Remember "The Princess Bride"?
If so, you will recall the scene where Inigo Montoya (you killed my father; prepare to die) observed his boss say "inconceivable" to describe events that, nonetheless, came to pass.
Montoya's reply: "You keep using that word. I do not think it means what you think it means."
Likewise, we don't think New York Times reporter George Vecsey really meant to use "bemused" here:
O’Neill is somewhat bemused that she is working with a young woman born in Russia; as it happens, O’Neill majored in Russian history and has lived there and speaks the language. While Jessica is blonde and perhaps classically Russian-looking, O’Neill notes, “She is the all-American girl.”Bemused means "bewildered" or "engrossed" according to Encarta; to the NYT itself, it means "So lost in thought as to be unaware of one's surroundings: absent, absent-minded, abstracted, distrait, faraway, inattentive, preoccupied. Idioms: a million miles away. See ability/inability, awareness/unawareness."
We think the reporter meant to write "amused," but liked the fancier tone of bemused. In gussying up his prose, he wound up with his very own Vizzini.
This is what often happens when people reach for the fanciest-sounding word in the bowl without really knowing what it means.

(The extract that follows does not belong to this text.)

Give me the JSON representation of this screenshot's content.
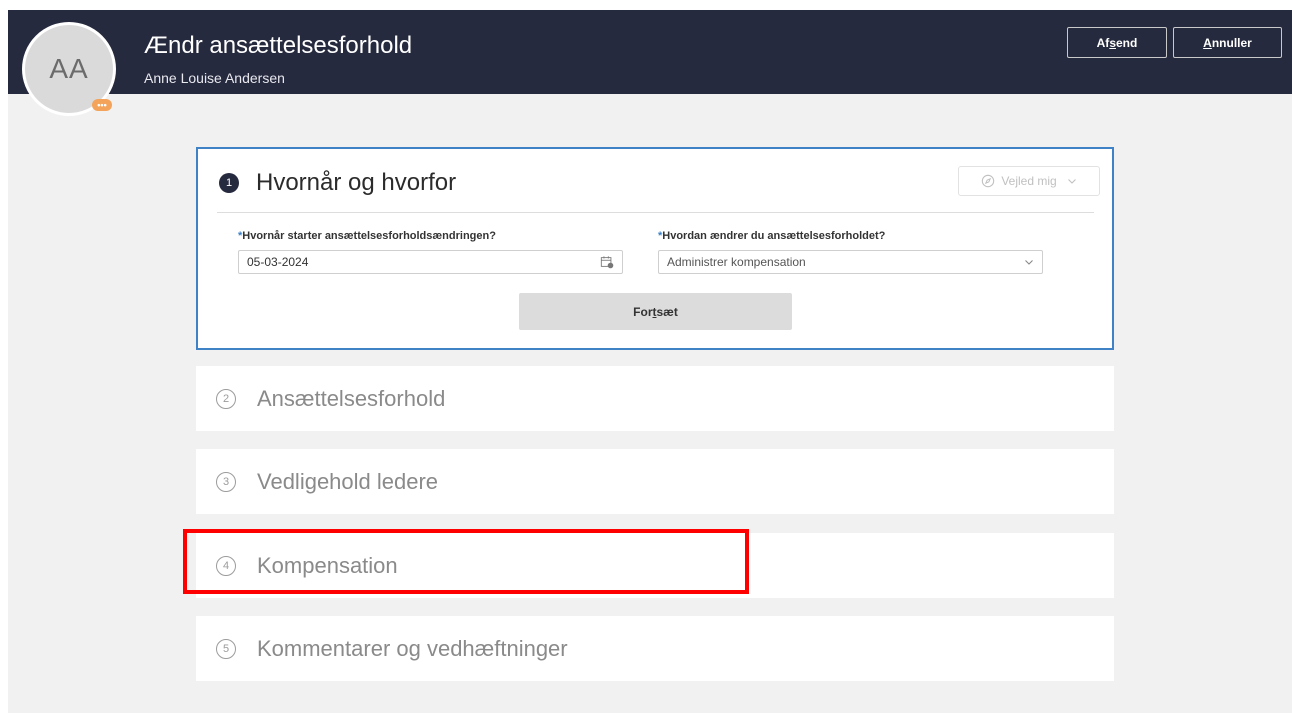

We see this sort of thing a lot.
Histrionic, example, is not an upscale version of "history."
Utilize is not a fancier way to say "use." (It actually has quite a delightful meaning, though we don't use it often. It means to make use of, and is more specific than just plain old "use." Let's say you lost your suspenders in a bet. You could utilize corn husks to make a rustic belt.)
In any case, go ahead and use fancy words if you really know what they mean. If they just sound like a 24-carat version of something in your everyday word bucket, beware. You could end up drinking iocane poison, an odorless, tasteless powder that will kill you instantly.